Dovete sapere che il giovedì (o anche il mercoledì) i piloti, dalla Formula 4 alla Formula 1, compiono con gli ingegneri, i telemetristi, i preparatori fisici, coach, il giro intero del circuito per scoprirne i segreti, le asperità dell'asfalto, le condizioni dei cordoli e delle vie di fuga. Partono dai box e si fanno quattro, cinque, sei, sette km sotto il sole cocente o la pioggia. Chi scrive, da anni, ha sempre sostenuto che tale giro lo si potrebbe fare in bicicletta perdendo meno tempo, ma piace così. A piedi. E' un momento, dicono, anche di aggregazione, per conoscersi meglio, per parlare di altro. 

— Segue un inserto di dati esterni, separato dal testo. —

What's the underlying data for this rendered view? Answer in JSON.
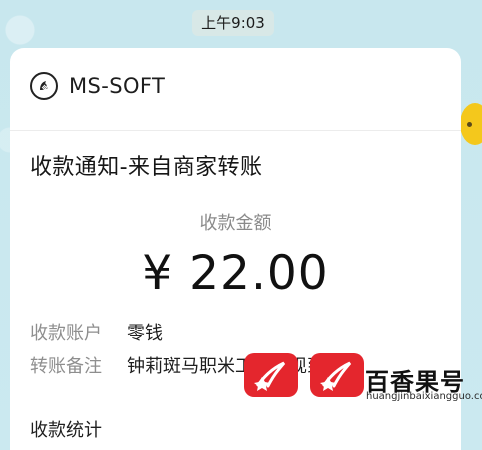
{
  "status_time": "上午9:03",
  "brand": {
    "name": "MS-SOFT",
    "logo_icon": "zebra-icon"
  },
  "notice": {
    "title": "收款通知-来自商家转账",
    "amount_label": "收款金额",
    "amount": "¥ 22.00",
    "account_label": "收款账户",
    "account_value": "零钱",
    "note_label": "转账备注",
    "note_value": "钟莉斑马职米工资提现到账",
    "stats_label": "收款统计"
  },
  "watermark": {
    "text": "百香果号",
    "url": "huangjinbaixiangguo.com"
  },
  "colors": {
    "background": "#c9e8ef",
    "card": "#ffffff",
    "stamp": "#e4262d"
  }
}
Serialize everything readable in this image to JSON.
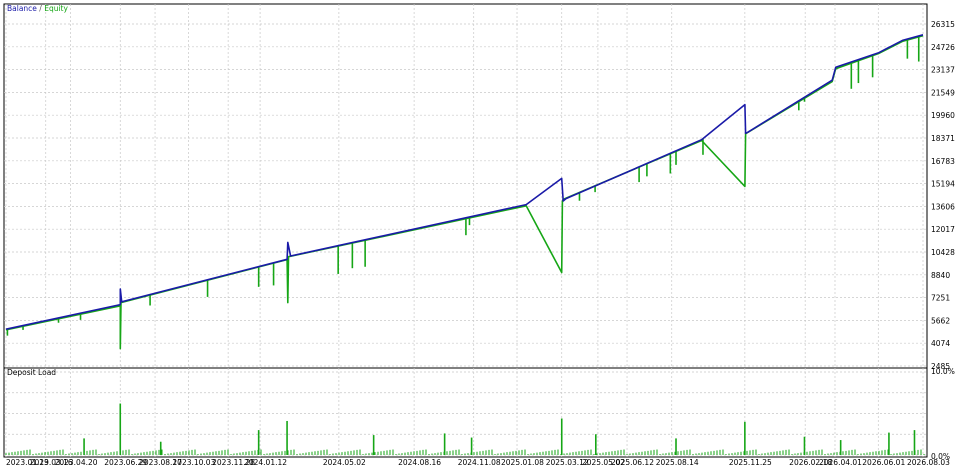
{
  "chart_data": [
    {
      "type": "line",
      "title": "",
      "legend": {
        "position": "top-left",
        "separator": " / "
      },
      "series": [
        {
          "name": "Balance",
          "color": "#1a1aa8",
          "x": [
            "2023.01.19",
            "2023.06.29",
            "2023.06.29",
            "2023.07.01",
            "2024.02.19",
            "2024.02.20",
            "2024.02.24",
            "2025.01.21",
            "2025.03.12",
            "2025.03.14",
            "2025.03.18",
            "2025.09.25",
            "2025.11.25",
            "2025.11.26",
            "2025.11.29",
            "2026.03.28",
            "2026.04.02",
            "2026.06.01",
            "2026.07.05",
            "2026.08.03"
          ],
          "values": [
            5050,
            6760,
            7850,
            6960,
            9920,
            11100,
            10150,
            13730,
            15560,
            13980,
            14150,
            18250,
            20700,
            18700,
            18770,
            22400,
            23300,
            24300,
            25170,
            25560
          ]
        },
        {
          "name": "Equity",
          "color": "#16a616",
          "x": [
            "2023.01.19",
            "2023.06.29",
            "2023.06.29",
            "2023.06.30",
            "2024.02.19",
            "2024.02.20",
            "2024.02.21",
            "2025.01.21",
            "2025.03.12",
            "2025.03.13",
            "2025.03.14",
            "2025.09.25",
            "2025.11.25",
            "2025.11.26",
            "2025.11.27",
            "2026.03.28",
            "2026.04.02",
            "2026.06.01",
            "2026.07.05",
            "2026.08.03"
          ],
          "values": [
            5000,
            6680,
            3700,
            6900,
            9900,
            6900,
            10100,
            13650,
            9000,
            13950,
            14100,
            18200,
            15000,
            18650,
            18700,
            22300,
            23200,
            24250,
            25100,
            25500
          ]
        }
      ],
      "equity_drops": [
        {
          "x": "2023.01.21",
          "y": 4600
        },
        {
          "x": "2023.02.12",
          "y": 5000
        },
        {
          "x": "2023.04.03",
          "y": 5500
        },
        {
          "x": "2023.05.04",
          "y": 5700
        },
        {
          "x": "2023.08.10",
          "y": 6700
        },
        {
          "x": "2023.10.30",
          "y": 7300
        },
        {
          "x": "2024.01.10",
          "y": 8000
        },
        {
          "x": "2024.01.31",
          "y": 8100
        },
        {
          "x": "2024.05.01",
          "y": 8900
        },
        {
          "x": "2024.05.21",
          "y": 9300
        },
        {
          "x": "2024.06.08",
          "y": 9400
        },
        {
          "x": "2024.10.28",
          "y": 11600
        },
        {
          "x": "2024.11.02",
          "y": 12300
        },
        {
          "x": "2025.04.06",
          "y": 14000
        },
        {
          "x": "2025.04.28",
          "y": 14600
        },
        {
          "x": "2025.06.29",
          "y": 15300
        },
        {
          "x": "2025.07.10",
          "y": 15700
        },
        {
          "x": "2025.08.12",
          "y": 15900
        },
        {
          "x": "2025.08.20",
          "y": 16500
        },
        {
          "x": "2025.09.27",
          "y": 17200
        },
        {
          "x": "2026.02.09",
          "y": 20300
        },
        {
          "x": "2026.02.17",
          "y": 20900
        },
        {
          "x": "2026.04.24",
          "y": 21800
        },
        {
          "x": "2026.05.04",
          "y": 22200
        },
        {
          "x": "2026.05.24",
          "y": 22600
        },
        {
          "x": "2026.07.12",
          "y": 23900
        },
        {
          "x": "2026.07.28",
          "y": 23700
        }
      ],
      "xlim": [
        "2023.01.19",
        "2026.08.03"
      ],
      "ylim": [
        2485,
        27400
      ],
      "y_ticks": [
        2485,
        4074,
        5662,
        7251,
        8840,
        10428,
        12017,
        13606,
        15194,
        16783,
        18371,
        19960,
        21549,
        23137,
        24726,
        26315
      ],
      "x_ticks": [
        "2023.01.19",
        "2023.03.16",
        "2023.04.20",
        "2023.06.29",
        "2023.08.17",
        "2023.10.03",
        "2023.11.28",
        "2024.01.12",
        "2024.05.02",
        "2024.08.16",
        "2024.11.08",
        "2025.01.08",
        "2025.03.12",
        "2025.05.02",
        "2025.06.12",
        "2025.08.14",
        "2025.11.25",
        "2026.02.18",
        "2026.04.01",
        "2026.06.01",
        "2026.08.03"
      ],
      "grid": true
    },
    {
      "type": "bar",
      "title": "Deposit Load",
      "color": "#16a616",
      "ylim": [
        0,
        10
      ],
      "y_ticks": [
        "10.0%",
        "0.0%"
      ],
      "values": [
        {
          "x": "2023.06.29",
          "v": 6.2
        },
        {
          "x": "2024.02.19",
          "v": 4.1
        },
        {
          "x": "2025.03.12",
          "v": 4.4
        },
        {
          "x": "2025.11.25",
          "v": 4.0
        },
        {
          "x": "2024.01.10",
          "v": 3.0
        },
        {
          "x": "2024.06.20",
          "v": 2.4
        },
        {
          "x": "2024.09.28",
          "v": 2.6
        },
        {
          "x": "2025.04.29",
          "v": 2.5
        },
        {
          "x": "2025.08.20",
          "v": 2.0
        },
        {
          "x": "2026.02.17",
          "v": 2.2
        },
        {
          "x": "2026.06.16",
          "v": 2.7
        },
        {
          "x": "2026.07.22",
          "v": 3.0
        },
        {
          "x": "2023.05.09",
          "v": 2.0
        },
        {
          "x": "2023.08.25",
          "v": 1.6
        },
        {
          "x": "2024.11.05",
          "v": 2.1
        },
        {
          "x": "2026.04.09",
          "v": 1.8
        }
      ]
    }
  ]
}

Veniamo al punto, precisamente a Hockenheim. Alla luce delle dichiarazioni di Leclerc e Hulkenberg, come suggerisce il collega Alberto Sabbatini sul proprio blog, viene da chiedersi se i piloti quando passeggiano lungo il circuito osservino realmente con attenzione le caratteristiche del tracciato. O è soltanto un modo per farsi due risate lontano dal paddock e dalle sue tensioni. Come è possibile che piloti professionisti come quelli che corrono in F1, non si siano accorti delle condizioni del grip dell'asfalto nella via di fuga delle ultime due curve e solo dopo essere finiti contro le barriere, sorpresi, si siano lamentati. Sbagliare in quel tratto del circuito durante il GP non è stata una colpa, le condizioni meteo erano veramente complicate, ma forse se sapevano cosa li attendeva al di là del cordolo, magari sarebbero stati più attenti.

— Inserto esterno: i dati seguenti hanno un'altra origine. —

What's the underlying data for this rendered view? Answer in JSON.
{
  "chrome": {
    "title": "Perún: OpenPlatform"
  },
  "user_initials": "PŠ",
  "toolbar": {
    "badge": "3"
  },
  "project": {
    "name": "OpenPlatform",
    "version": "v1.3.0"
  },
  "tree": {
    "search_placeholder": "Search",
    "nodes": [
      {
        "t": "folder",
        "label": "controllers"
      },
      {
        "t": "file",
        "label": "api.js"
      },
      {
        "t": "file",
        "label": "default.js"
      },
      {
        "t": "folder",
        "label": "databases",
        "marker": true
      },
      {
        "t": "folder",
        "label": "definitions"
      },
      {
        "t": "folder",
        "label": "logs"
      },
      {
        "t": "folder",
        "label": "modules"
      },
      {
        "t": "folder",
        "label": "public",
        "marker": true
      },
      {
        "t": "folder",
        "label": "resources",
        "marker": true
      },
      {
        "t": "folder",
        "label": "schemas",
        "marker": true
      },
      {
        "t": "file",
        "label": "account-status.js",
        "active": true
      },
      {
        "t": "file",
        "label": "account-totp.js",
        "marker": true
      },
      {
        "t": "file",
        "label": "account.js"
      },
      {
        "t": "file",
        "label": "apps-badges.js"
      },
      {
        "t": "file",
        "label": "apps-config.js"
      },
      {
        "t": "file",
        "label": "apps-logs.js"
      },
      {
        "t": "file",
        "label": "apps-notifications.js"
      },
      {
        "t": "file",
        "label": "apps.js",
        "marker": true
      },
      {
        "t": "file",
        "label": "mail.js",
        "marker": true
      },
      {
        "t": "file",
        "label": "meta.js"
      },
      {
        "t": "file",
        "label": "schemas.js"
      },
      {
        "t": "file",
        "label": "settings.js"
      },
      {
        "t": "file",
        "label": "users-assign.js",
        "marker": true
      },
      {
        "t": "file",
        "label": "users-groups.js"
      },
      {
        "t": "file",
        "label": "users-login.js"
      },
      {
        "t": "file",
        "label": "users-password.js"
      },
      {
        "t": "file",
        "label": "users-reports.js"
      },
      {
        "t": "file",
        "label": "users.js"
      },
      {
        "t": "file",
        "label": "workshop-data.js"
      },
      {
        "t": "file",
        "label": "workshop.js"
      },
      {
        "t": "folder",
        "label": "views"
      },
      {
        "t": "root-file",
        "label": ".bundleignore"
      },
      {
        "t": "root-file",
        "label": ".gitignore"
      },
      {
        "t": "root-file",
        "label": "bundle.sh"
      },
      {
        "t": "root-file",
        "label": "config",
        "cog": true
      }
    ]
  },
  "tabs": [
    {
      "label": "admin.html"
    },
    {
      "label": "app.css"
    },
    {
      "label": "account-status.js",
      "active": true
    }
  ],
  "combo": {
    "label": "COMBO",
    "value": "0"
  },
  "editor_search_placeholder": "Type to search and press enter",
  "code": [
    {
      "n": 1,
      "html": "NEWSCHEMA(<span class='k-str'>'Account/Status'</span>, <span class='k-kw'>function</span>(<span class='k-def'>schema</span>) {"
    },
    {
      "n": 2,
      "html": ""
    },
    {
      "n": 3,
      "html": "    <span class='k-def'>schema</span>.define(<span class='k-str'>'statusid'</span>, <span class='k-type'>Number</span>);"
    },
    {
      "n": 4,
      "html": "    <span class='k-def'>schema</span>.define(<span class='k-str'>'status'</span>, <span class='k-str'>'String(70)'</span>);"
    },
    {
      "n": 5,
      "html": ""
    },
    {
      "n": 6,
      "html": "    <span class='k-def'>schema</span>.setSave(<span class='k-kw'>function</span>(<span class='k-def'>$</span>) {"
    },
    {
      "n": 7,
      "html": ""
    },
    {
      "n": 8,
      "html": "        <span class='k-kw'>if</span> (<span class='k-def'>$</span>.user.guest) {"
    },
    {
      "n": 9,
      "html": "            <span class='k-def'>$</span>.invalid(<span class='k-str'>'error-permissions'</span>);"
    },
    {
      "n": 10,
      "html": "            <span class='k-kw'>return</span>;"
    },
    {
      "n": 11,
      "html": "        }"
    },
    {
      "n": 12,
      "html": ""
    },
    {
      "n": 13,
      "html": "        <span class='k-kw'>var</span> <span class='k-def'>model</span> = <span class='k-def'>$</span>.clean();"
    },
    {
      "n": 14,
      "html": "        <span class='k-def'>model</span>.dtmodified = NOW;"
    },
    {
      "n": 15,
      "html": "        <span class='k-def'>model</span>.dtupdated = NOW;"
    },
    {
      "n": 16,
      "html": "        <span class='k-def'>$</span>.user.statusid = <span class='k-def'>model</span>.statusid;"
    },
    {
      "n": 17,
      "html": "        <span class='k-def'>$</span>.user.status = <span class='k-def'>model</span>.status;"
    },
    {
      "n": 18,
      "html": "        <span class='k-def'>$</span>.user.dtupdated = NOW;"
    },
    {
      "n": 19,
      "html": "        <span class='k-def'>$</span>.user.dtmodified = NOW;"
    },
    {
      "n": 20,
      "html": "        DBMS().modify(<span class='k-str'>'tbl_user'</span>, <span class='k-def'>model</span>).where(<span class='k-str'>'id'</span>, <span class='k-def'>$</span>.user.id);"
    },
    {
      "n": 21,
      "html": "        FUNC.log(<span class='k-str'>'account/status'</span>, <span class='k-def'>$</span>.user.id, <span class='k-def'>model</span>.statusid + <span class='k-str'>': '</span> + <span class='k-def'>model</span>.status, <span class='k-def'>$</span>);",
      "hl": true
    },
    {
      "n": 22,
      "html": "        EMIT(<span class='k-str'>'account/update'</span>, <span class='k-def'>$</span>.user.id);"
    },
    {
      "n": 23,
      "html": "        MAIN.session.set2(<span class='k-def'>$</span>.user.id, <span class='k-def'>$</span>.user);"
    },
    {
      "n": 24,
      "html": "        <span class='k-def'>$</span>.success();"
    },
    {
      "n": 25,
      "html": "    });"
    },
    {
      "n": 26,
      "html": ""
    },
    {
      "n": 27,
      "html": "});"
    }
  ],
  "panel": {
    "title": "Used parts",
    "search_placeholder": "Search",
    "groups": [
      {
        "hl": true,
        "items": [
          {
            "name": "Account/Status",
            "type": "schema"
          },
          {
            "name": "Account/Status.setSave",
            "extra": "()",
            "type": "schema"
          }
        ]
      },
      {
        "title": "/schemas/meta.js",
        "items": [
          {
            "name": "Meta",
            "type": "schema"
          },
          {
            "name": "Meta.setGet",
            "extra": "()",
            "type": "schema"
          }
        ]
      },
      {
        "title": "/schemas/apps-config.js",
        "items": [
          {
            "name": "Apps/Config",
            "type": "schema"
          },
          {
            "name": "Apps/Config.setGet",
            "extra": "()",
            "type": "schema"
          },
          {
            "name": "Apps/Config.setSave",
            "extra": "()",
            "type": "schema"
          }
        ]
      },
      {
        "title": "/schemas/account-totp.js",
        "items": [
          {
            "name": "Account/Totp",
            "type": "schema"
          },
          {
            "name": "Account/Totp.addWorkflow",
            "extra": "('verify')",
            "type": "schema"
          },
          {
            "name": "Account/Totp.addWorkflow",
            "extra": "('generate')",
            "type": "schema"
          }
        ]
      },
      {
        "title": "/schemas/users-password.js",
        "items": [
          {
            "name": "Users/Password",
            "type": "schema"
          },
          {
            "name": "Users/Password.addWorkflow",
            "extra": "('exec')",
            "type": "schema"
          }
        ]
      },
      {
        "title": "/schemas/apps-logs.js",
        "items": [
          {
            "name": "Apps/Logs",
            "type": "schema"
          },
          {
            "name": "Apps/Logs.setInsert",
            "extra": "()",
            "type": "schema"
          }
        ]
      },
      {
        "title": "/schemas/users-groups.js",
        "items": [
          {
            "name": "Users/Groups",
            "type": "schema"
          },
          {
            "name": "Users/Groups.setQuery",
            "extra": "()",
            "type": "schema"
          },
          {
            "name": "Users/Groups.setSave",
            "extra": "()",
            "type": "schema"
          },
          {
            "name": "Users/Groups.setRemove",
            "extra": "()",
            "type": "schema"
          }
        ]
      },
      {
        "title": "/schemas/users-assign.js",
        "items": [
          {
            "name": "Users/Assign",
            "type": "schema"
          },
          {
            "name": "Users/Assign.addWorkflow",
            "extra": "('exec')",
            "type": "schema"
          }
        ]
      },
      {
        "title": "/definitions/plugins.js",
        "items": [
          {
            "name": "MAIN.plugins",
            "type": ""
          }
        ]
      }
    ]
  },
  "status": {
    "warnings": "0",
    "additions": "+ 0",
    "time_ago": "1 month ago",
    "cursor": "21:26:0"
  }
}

E se il pilota, nel giro a piedi della pista, non ha fatto caso a quella via di fuga, come mai nessuno tra coloro che lo accompagna, se ne è accorto, glielo ha fatto notare, era informato sul fatto che quel punto viene usato dai dragster? Che ci stanno a fare altrimenti al fianco del pilota in quei cinque chilometri? Delle chiacchiere appunto... Forse non è un caso che tra i pochi a essersi salvati dall'uscita di pista in quella zona ci sia Sebastian Vettel, che ha corso in punta di piedi, ottenendo tempi alti certo (come qualcuno in giro ha scritto maliziosamente), ma intelligentemente ha saputo dove mettere le ruote e portare a casa il risultato.

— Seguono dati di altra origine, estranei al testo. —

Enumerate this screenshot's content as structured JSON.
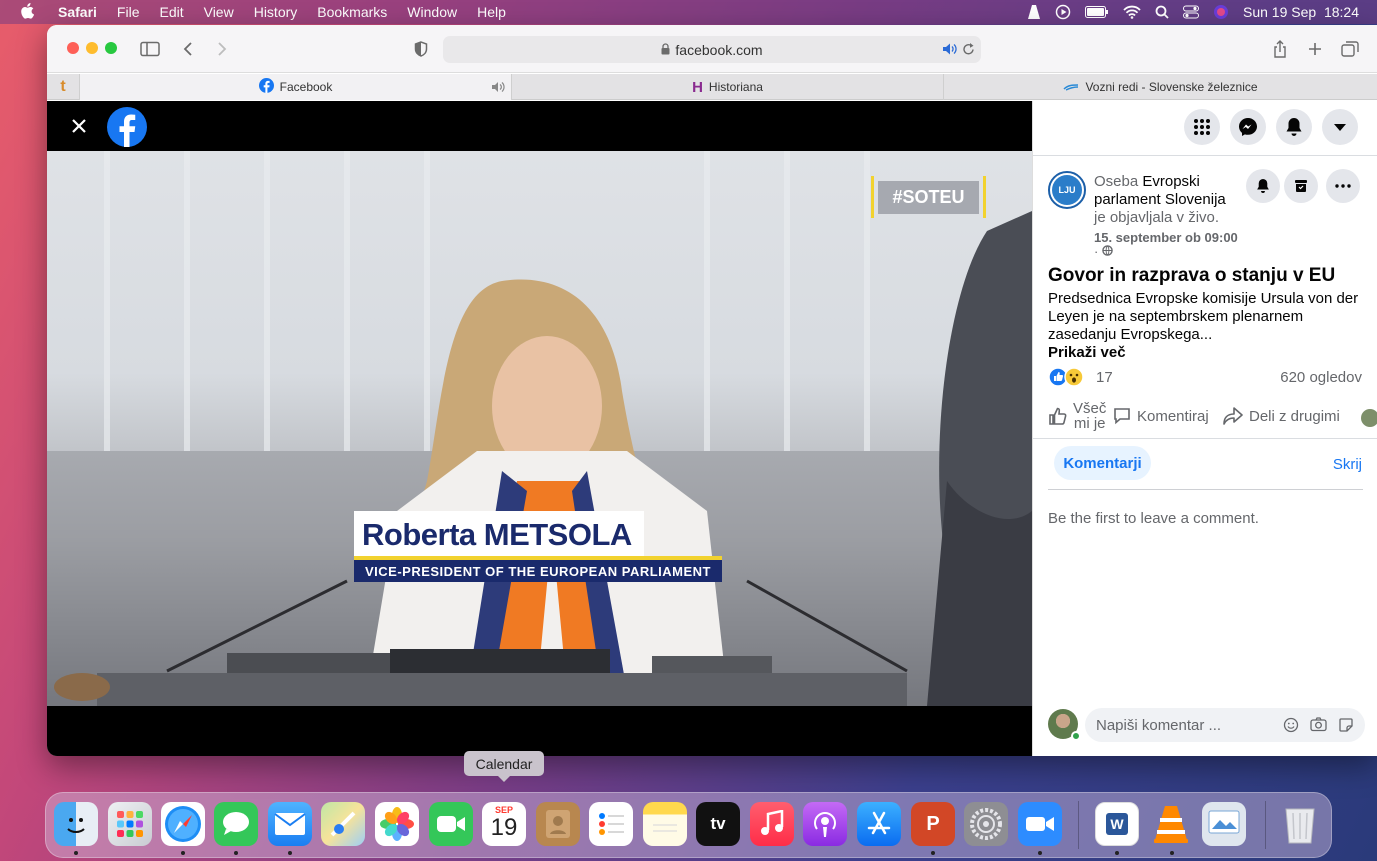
{
  "menubar": {
    "app": "Safari",
    "items": [
      "File",
      "Edit",
      "View",
      "History",
      "Bookmarks",
      "Window",
      "Help"
    ],
    "datetime": "Sun 19 Sep  18:24"
  },
  "browser": {
    "url": "facebook.com",
    "tabs": [
      {
        "label": "Facebook",
        "favicon": "facebook-icon",
        "audio": true
      },
      {
        "label": "Historiana",
        "favicon": "historiana-icon"
      },
      {
        "label": "Vozni redi - Slovenske železnice",
        "favicon": "train-icon"
      }
    ],
    "pinned_tab": "t"
  },
  "video": {
    "hashtag": "#SOTEU",
    "lower_third_name": "Roberta METSOLA",
    "lower_third_title": "VICE-PRESIDENT OF THE EUROPEAN PARLIAMENT"
  },
  "post": {
    "author_prefix": "Oseba ",
    "author": "Evropski parlament Slovenija",
    "action": "je objavljala v živo.",
    "date": "15. september ob 09:00",
    "title": "Govor in razprava o stanju v EU",
    "body": "Predsednica Evropske komisije Ursula von der Leyen je na septembrskem plenarnem zasedanju Evropskega...",
    "more": "Prikaži več",
    "reaction_count": "17",
    "views": "620 ogledov",
    "like_line1": "Všeč",
    "like_line2": "mi je",
    "comment": "Komentiraj",
    "share": "Deli z drugimi",
    "comments_tab": "Komentarji",
    "hide": "Skrij",
    "empty": "Be the first to leave a comment.",
    "input_placeholder": "Napiši komentar ...",
    "avatar_text": "LJU"
  },
  "dock": {
    "tooltip": "Calendar",
    "calendar_month": "SEP",
    "calendar_day": "19",
    "tv_label": "tv"
  },
  "colors": {
    "facebook_blue": "#1877f2",
    "eu_navy": "#1a2a6c",
    "eu_yellow": "#f2d22e"
  }
}
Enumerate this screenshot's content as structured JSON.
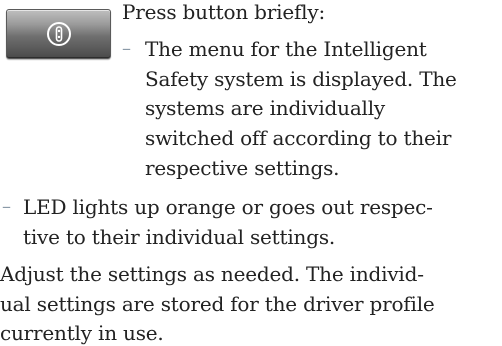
{
  "button": {
    "icon": "safety-system-icon"
  },
  "lines": {
    "l1": "Press button briefly:",
    "l2": "The menu for the Intelligent",
    "l3": "Safety system is displayed. The",
    "l4": "systems are individually",
    "l5": "switched off according to their",
    "l6": "respective settings.",
    "l7": "LED lights up orange or goes out respec-",
    "l8": "tive to their individual settings.",
    "l9": "Adjust the settings as needed. The individ-",
    "l10": "ual settings are stored for the driver profile",
    "l11": "currently in use."
  },
  "dash": "–",
  "colors": {
    "text": "#222222",
    "dash": "#8a9aa8",
    "button_top": "#bfbfbf",
    "button_bottom": "#4a4a4a",
    "icon": "#ffffff"
  }
}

Sabbatini aggiunge una curiosità importante nel suo articolo: " trent’anni fa un campione come Ayrton Senna, quando ispezionava la pista al giovedi, andava con i piedi persino a tastare la consistenza della ghiaia nella via di fuga per capire se facendo un dritto poteva uscirne fuori con le ruote da quel punto o se rischiava d’insabbiarsi irrimediabilmente. E in base a quell’ispezione Senna decideva poi se prendersi più o meno rischi in corsa in quelle curve. Questa non è pignoleria pedante, è malizia frutto dell’esperienza. Ma sono quelle malizie che fanno la differenza tra un giovane pilota veloce e un campione maturo. Possibile che nessuno in tutta la Ferrari sappia insegnarle a Leclerc?"